When we think of science we don’t immediately think of quality assurance and yet… scientists have to run their codes somewhere, they need hardware, the hardware needs software, and the software needs to be operated reliably and efficiently – enter the Quality Assurance (QA) team of TeraGrid: the most powerful open science resource.
Shava Smallen, the co-lead of the TeraGrid QA team, told me recently of their first venture into infrastructure clouds. The TeraGrid Science Gateway projects have been experiencing scalability problems with grid infrastructure. A potential solution came out in the form of GRAM 5; the scientists developed scalability tests to see if it solved their problem — but where could they run them? They tried Ranger, a top-of-the-line TeraGrid resource at Texas Advanced Computing Center (TACC). But Ranger is a powerful resource, very much in demand for large scientific computations that cannot run elsewhere — and thus the QA team found itself with tests all ready to run – but no resources to run them on.
Fortunately, the FutureGrid – which includes several IaaS clouds — had just become available. The QA team quickly put together a virtual cluster, similar to a typical TeraGrid configuration but using GRAM5, and deployed it on the FutureGrid Nimbus cloud at the University of Florida. They ran, they scaled, they reported… While they were at it, they tested GridFTP for scalability as well: running data transfers between two Nimbus clouds at Florida and San Diego.

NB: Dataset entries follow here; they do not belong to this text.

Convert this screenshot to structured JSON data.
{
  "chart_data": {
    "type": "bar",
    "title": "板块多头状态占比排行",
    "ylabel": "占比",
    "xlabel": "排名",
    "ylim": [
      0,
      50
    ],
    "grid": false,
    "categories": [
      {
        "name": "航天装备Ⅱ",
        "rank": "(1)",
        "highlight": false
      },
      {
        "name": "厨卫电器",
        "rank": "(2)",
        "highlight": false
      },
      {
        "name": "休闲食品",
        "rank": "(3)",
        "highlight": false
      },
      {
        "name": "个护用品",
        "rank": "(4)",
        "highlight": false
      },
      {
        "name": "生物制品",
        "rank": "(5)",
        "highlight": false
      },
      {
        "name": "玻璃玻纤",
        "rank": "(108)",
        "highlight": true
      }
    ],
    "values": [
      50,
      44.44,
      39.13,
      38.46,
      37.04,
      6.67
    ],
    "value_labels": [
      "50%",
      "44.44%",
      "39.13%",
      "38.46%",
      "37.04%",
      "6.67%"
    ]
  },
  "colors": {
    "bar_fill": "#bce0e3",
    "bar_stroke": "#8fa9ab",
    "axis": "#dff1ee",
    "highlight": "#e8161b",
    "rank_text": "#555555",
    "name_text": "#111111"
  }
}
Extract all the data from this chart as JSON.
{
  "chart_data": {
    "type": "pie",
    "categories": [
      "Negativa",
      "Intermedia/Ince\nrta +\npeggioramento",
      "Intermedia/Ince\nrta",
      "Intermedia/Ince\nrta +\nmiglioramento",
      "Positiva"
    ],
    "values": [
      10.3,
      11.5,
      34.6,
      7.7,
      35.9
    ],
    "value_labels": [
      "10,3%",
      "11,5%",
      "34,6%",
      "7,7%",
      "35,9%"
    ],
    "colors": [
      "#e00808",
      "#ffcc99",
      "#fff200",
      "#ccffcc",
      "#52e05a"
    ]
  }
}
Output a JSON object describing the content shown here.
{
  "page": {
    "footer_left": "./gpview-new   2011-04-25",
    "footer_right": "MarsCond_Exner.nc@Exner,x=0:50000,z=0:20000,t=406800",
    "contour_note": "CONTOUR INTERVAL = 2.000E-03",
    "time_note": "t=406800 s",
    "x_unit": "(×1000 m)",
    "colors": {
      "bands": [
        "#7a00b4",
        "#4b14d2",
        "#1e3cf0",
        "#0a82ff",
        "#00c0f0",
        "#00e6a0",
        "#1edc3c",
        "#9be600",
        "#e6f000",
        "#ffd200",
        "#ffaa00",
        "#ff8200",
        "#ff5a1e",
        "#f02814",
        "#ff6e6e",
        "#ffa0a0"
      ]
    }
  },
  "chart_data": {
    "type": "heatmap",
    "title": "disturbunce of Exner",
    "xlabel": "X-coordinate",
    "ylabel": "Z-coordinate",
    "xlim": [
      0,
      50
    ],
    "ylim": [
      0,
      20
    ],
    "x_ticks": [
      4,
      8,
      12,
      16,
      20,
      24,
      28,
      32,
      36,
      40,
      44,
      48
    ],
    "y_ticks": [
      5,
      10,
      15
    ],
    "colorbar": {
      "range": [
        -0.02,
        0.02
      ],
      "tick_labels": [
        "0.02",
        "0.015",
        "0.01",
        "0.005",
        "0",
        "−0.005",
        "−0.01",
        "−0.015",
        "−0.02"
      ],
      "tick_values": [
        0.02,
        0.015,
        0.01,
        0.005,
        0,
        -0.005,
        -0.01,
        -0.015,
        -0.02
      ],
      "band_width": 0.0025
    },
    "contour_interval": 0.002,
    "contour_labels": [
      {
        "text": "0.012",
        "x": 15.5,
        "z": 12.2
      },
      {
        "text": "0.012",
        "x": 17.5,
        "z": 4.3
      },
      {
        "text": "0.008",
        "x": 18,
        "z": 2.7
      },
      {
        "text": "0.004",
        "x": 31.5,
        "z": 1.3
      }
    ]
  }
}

For the QA team the ability to find resources on-demand – and find them without disrupting the production scientific runs – was the key motivator for turning to cloud computing. It is not hard to imagine many other use cases in TeraGrid with similar requirements. For example, users could use virtual clusters, configured to represent the environment deployed on Ranger or other TeraGrid resources, as a development or debugging platform. In addition to providing on-demand availability, such resources would also give them root access – often important for debugging, but not available on many TeraGrid resources. To leverage cloud computing for science we don’t have to wait to first decide if it will support all of the HPC applications: there are plenty of places where it can be useful now.